СПУСТЯ ДВА МЕСЯЦА В СЕКЕШФЕХЕРВАРЕ

Не узнать Секешфехервара!

Уже издали он не тот, что был два месяца тому назад. Не город, а темный призрак города.

Начиная от озера Веленце, шоссе все время идет полем сражения. То там, то здесь — жалкие в своей неподвижности танки с обгорелыми башнями, из которых уныло торчат тонкие дула орудий. Спирали проволочных заграждений, подавленных кое-где гусеницами, тянутся перед окопами, залитыми весенней водой. И повсюду воронки от снарядов и бомб. Днем и ночью в течение двух месяцев грохотали здесь бои.

С тревожным ворчанием пролетают над тусклым, слякотным полем трясогузки. Аист, стоя на каске с высоко поднятой ногой, склонил голову, словно прислушивается. Еще не совсем доверяют птицы наступившей тишине.

Шоссе переходило в широкую улицу предместья. Теперь ее нет. Есть дырявые и выщербленные стены, с черными следами копоти, вздыбленные балки, дверные рамы, которые никуда не ведут, груды щебня и кирпичей, перемешанных с обломками мебели и с обрывками одежды. Нет и садов. Есть обугленные и посеченные осколками деревья. Странно зеленеют среди них трупы немцев в маскировочной одежде, похожие на больших раздавленных ящериц!.. Кое-где, ближе к центру, робко покачиваются, наполняясь шорохом распустившихся листьев, каштаны и кудрявятся ивы, обвесившись желто-зелеными сережками. К запаху гари уже примешивается аромат вишен и яблонь, пенящихся бело-розовым цветом. Но почему так безлюдны улицы?

Сутулый старичок в макинтоше и зеленом берете, с торчащим на макушке хвостиком, карабкается через кучу камней, заваливших проход под разрушенной аркой.
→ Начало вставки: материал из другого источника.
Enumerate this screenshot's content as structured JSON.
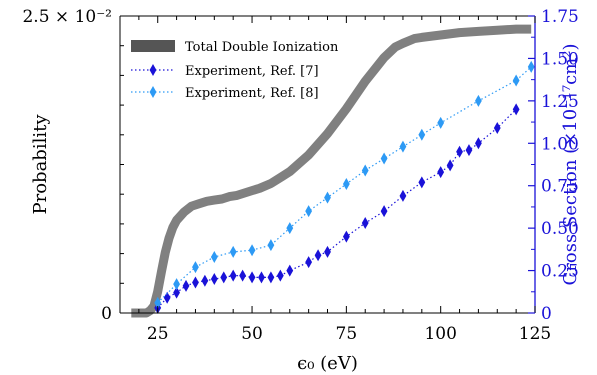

Мы следуем за ним на крохотную городскую площадь, где сидит на коне уцелевший гусар в голом виде.

Старичок останавливается перед закоптелым остовом старинного здания и склоняется над каменным шаром с восьмиконечным крестом, символом венгерского права, нивесть откуда выброшенным на мостовую силой взрыва.

С горестным выражением на лице он что-то шепчет, как молитву. В руке у него туго набитая «авоська». Мне кажется, что я раньше где-то встречал этого старика. Окликаю его. Он оборачивается и с радостным криком, похожим на вопль, бросается к нам.

Так и есть, это наш знакомый, Мориамэ Бенони, белга-бачи, старик из Брюсселя. Выронив «авоську», он принимается меня обнимать.

— Олала! Как я рад, как я рад! Вы даже представить себе не можете. О-о-о! Дорогие мои друзья! Это замечательно! Я думал, что вас никогда больше не увижу.

Он утирает слезы. Сильно изменился наш бедный старик! Макинтош висит на нем, шарфик и кашне обвивают жилистую, тоненькую шею. Густая щетина покрывает впалые, пожелтевшие щеки. Серо-зеленые глаза выцвели, в них появилось какое-то странное выражение.

— Вы здесь! — лепечет он, захлебываясь от радости. — Это прекрасно! Я не ждал вас. Я думал, что вы уже не вернетесь. Олала! Ну, пойдемте ко мне.

Нагибаясь вперед, он заглядывает мне в глаза, непрестанно улыбается и безумолку, без всякой связи говорит. Мой переводчик напоминает ему о забытой им «авоське», и он бегом возвращается за ней.

В «авоське» хлеб, картофель, бутылка с молоком, другая, кажется, с вином. И еще что-то завернутое в газету.

— Это мне дали ваши солдаты, там, у вокзала, — радостно сообщает Бенони. — Я ходил смотреть, что стало с домом моего зятя, у которого я жил. Дом, уй-уй, совершенно разбит. Немцы в нем устроили свою оборону. Но мне наплевать, что он разбит. Зато там осталось два их орудия и еще масса не знаю чего… А это, — с грустью кивает он на развалины, — это очень жаль. Я полюбил этот город… Двенадцать лет я здесь живу. Тут много хорошей старины. Помню, и вас она заинтересовала… Проклятые! Зачем они еще раз приходили? Они почти всех жителей угнали с собой и всех моих родных. Я остался одиноким…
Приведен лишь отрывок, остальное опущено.